Mis à jour le 20 févr. 2009
AGENCE FRANCE-PRESSE

«N'achetez pas le Post, faites le fermer», ont crié les manifestants devant le siège de News Corp, le groupe de Rupert Murdoch propriétaire du journal qui a initié cette polémique.

Le dessin, publié mercredi par le New York Post, représente un policier qui vient d'abattre un singe, faisant référence à un chimpanzé tué lundi par la police dans le Connecticut après avoir grièvement blessé une femme.

Un autre collègue dit alors: «ils vont devoir trouver quelqu'un d'autre pour rédiger le prochain plan de relance».
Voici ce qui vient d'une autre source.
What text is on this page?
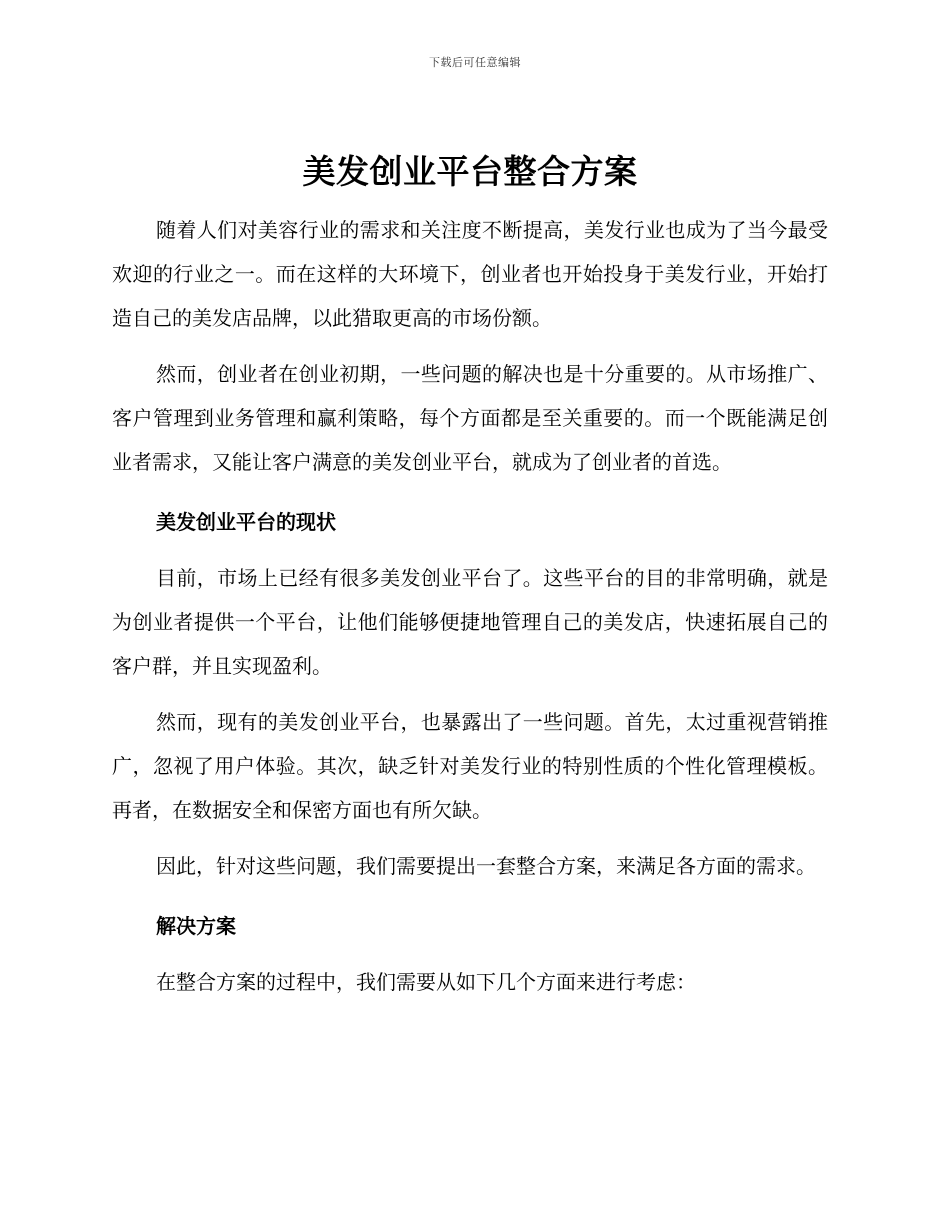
下载后可任意编辑
美发创业平台整合方案

随着人们对美容行业的需求和关注度不断提高，美发行业也成为了当今最受欢迎的行业之一。而在这样的大环境下，创业者也开始投身于美发行业，开始打造自己的美发店品牌，以此猎取更高的市场份额。

然而，创业者在创业初期，一些问题的解决也是十分重要的。从市场推广、客户管理到业务管理和赢利策略，每个方面都是至关重要的。而一个既能满足创业者需求，又能让客户满意的美发创业平台，就成为了创业者的首选。

美发创业平台的现状

目前，市场上已经有很多美发创业平台了。这些平台的目的非常明确，就是为创业者提供一个平台，让他们能够便捷地管理自己的美发店，快速拓展自己的客户群，并且实现盈利。

然而，现有的美发创业平台，也暴露出了一些问题。首先，太过重视营销推广，忽视了用户体验。其次，缺乏针对美发行业的特别性质的个性化管理模板。再者，在数据安全和保密方面也有所欠缺。

因此，针对这些问题，我们需要提出一套整合方案，来满足各方面的需求。

解决方案

在整合方案的过程中，我们需要从如下几个方面来进行考虑：
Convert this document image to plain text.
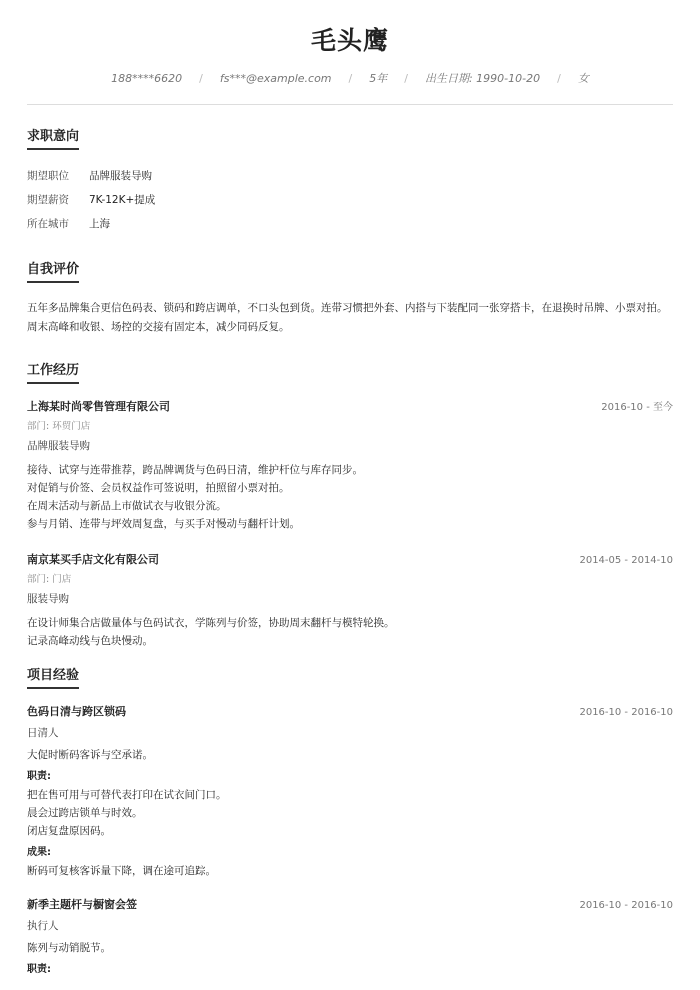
毛头鹰
188****6620 / fs***@example.com / 5年 / 出生日期: 1990-10-20 / 女
求职意向
期望职位	品牌服装导购
期望薪资	7K-12K+提成
所在城市	上海
自我评价
五年多品牌集合更信色码表、锁码和跨店调单，不口头包到货。连带习惯把外套、内搭与下装配同一张穿搭卡，在退换时吊牌、小票对拍。
周末高峰和收银、场控的交接有固定本，减少同码反复。
工作经历
上海某时尚零售管理有限公司	2016-10 - 至今
部门: 环贸门店
品牌服装导购
接待、试穿与连带推荐，跨品牌调货与色码日清，维护杆位与库存同步。
对促销与价签、会员权益作可签说明，拍照留小票对拍。
在周末活动与新品上市做试衣与收银分流。
参与月销、连带与坪效周复盘，与买手对慢动与翻杆计划。
南京某买手店文化有限公司	2014-05 - 2014-10
部门: 门店
服装导购
在设计师集合店做量体与色码试衣，学陈列与价签，协助周末翻杆与模特轮换。
记录高峰动线与色块慢动。
项目经验
色码日清与跨区锁码	2016-10 - 2016-10
日清人
大促时断码客诉与空承诺。
职责:
把在售可用与可替代表打印在试衣间门口。
晨会过跨店锁单与时效。
闭店复盘原因码。
成果:
断码可复核客诉量下降，调在途可追踪。
新季主题杆与橱窗会签	2016-10 - 2016-10
执行人
陈列与动销脱节。
职责:
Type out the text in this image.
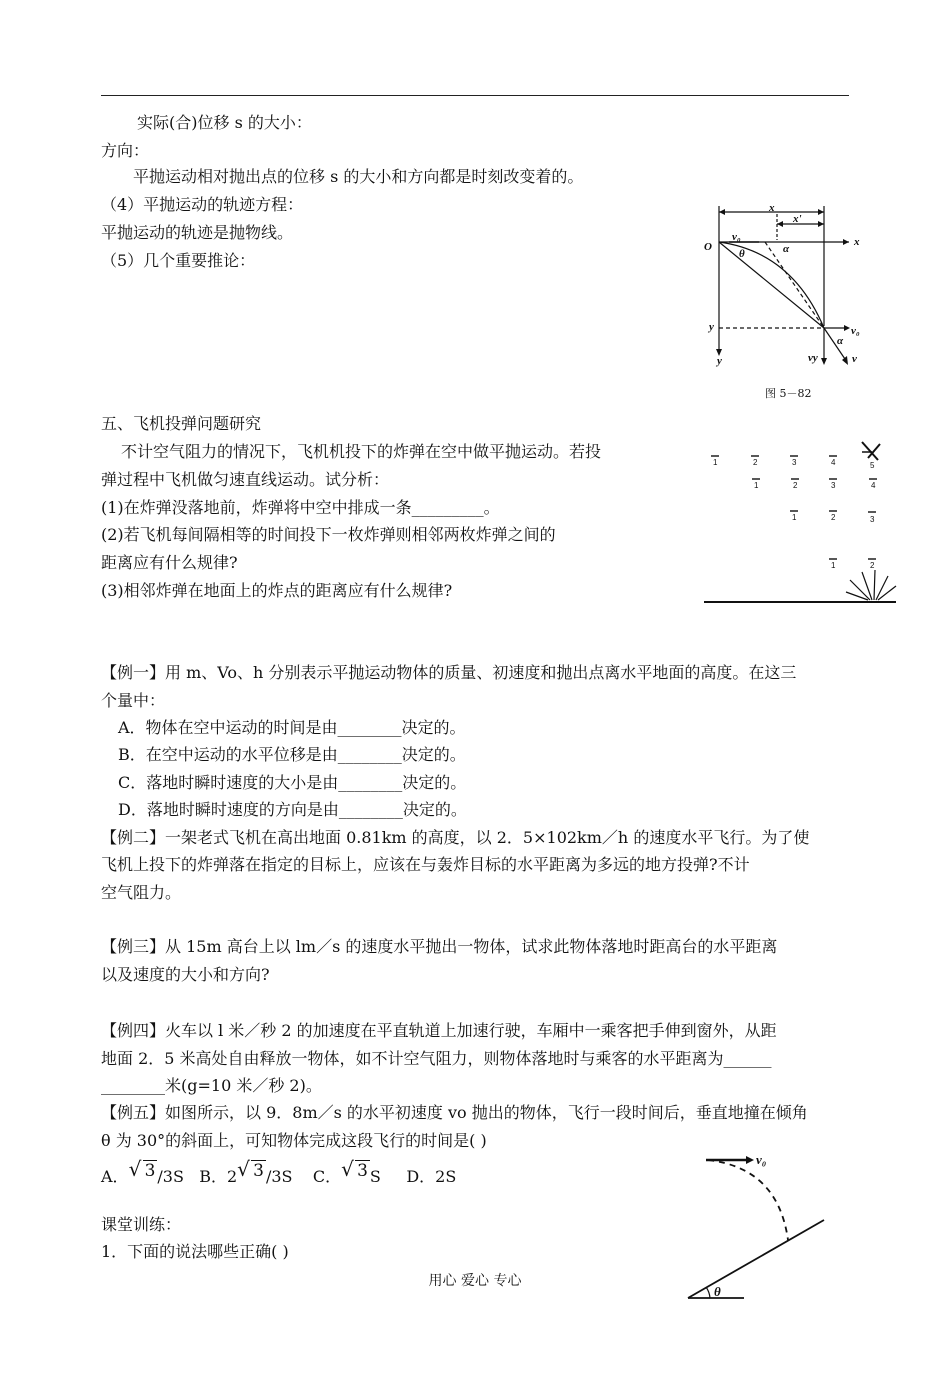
实际(合)位移 s 的大小：
方向：
平抛运动相对抛出点的位移 s 的大小和方向都是时刻改变着的。
（4）平抛运动的轨迹方程：
平抛运动的轨迹是抛物线。
（5）几个重要推论：
x
x'
O
v₀
θ	α
x
y
y
v₀
vy	v
α
图 5－82
五、飞机投弹问题研究
不计空气阻力的情况下，飞机机投下的炸弹在空中做平抛运动。若投
弹过程中飞机做匀速直线运动。试分析：
(1)在炸弹没落地前，炸弹将中空中排成一条_________。
(2)若飞机每间隔相等的时间投下一枚炸弹则相邻两枚炸弹之间的
距离应有什么规律?
(3)相邻炸弹在地面上的炸点的距离应有什么规律?
1	2	3	4	5
1	2	3	4
1	2	3
1	2
【例一】用 m、Vo、h 分别表示平抛运动物体的质量、初速度和抛出点离水平地面的高度。在这三
个量中：
A．物体在空中运动的时间是由________决定的。
B．在空中运动的水平位移是由________决定的。
C．落地时瞬时速度的大小是由________决定的。
D．落地时瞬时速度的方向是由________决定的。
【例二】一架老式飞机在高出地面 0.81km 的高度，以 2．5×102km／h 的速度水平飞行。为了使
飞机上投下的炸弹落在指定的目标上，应该在与轰炸目标的水平距离为多远的地方投弹?不计
空气阻力。
【例三】从 15m 高台上以 lm／s 的速度水平抛出一物体，试求此物体落地时距高台的水平距离
以及速度的大小和方向?
【例四】火车以 l 米／秒 2 的加速度在平直轨道上加速行驶，车厢中一乘客把手伸到窗外，从距
地面 2．5 米高处自由释放一物体，如不计空气阻力，则物体落地时与乘客的水平距离为______
________米(g=10 米／秒 2)。
【例五】如图所示，以 9．8m／s 的水平初速度 vo 抛出的物体，飞行一段时间后，垂直地撞在倾角
θ 为 30°的斜面上，可知物体完成这段飞行的时间是( )
A． √ 3 /3S B．2 √ 3 /3S C． √ 3 S D．2S
v₀
θ
课堂训练：
1．下面的说法哪些正确( )
用心 爱心 专心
Dans un éditorial le Post a reconnu vendredi que le dessin avait été perçu «comme une représentation du président Obama, comme une expression légèrement voilée de racisme».

«Ce n'était certainement pas son intention. Nous nous excusons auprès de ceux qui ont été offensés par l'image», a indiqué le Post.

Le révérend Al Sharpton, militant des droits civiques des Noirs, et le réalisateur Spike Lee figuraient parmi les manifestants.

«Cette caricature est une insulte pour tout le monde», a déclaré Spike Lee.

«C'étaient des excuses très timides, voire pas des excuses du tout. Les gens qui ont permis à une telle chose de se produire doivent prendre leurs responsabilités et expliquer comment ça a pu se passer et dire que ça ne se reproduira plus», a déclaré à l'AFP Deborah Brown, une manifestante quinquagénaire.

«Il est ridicule qu'ils pensent que ça a un sens de laisser un dessinateur sans talent utiliser des images violentes et raciste et penser que c'est de l'humour politique. C'est incroyable», a-t-elle ajouté.

Une pétition qui a recueilli 4 000 signatures appelle les annonceurs à retirer leurs publicités au journal à moins que le Post ne change de directeur de la rédaction.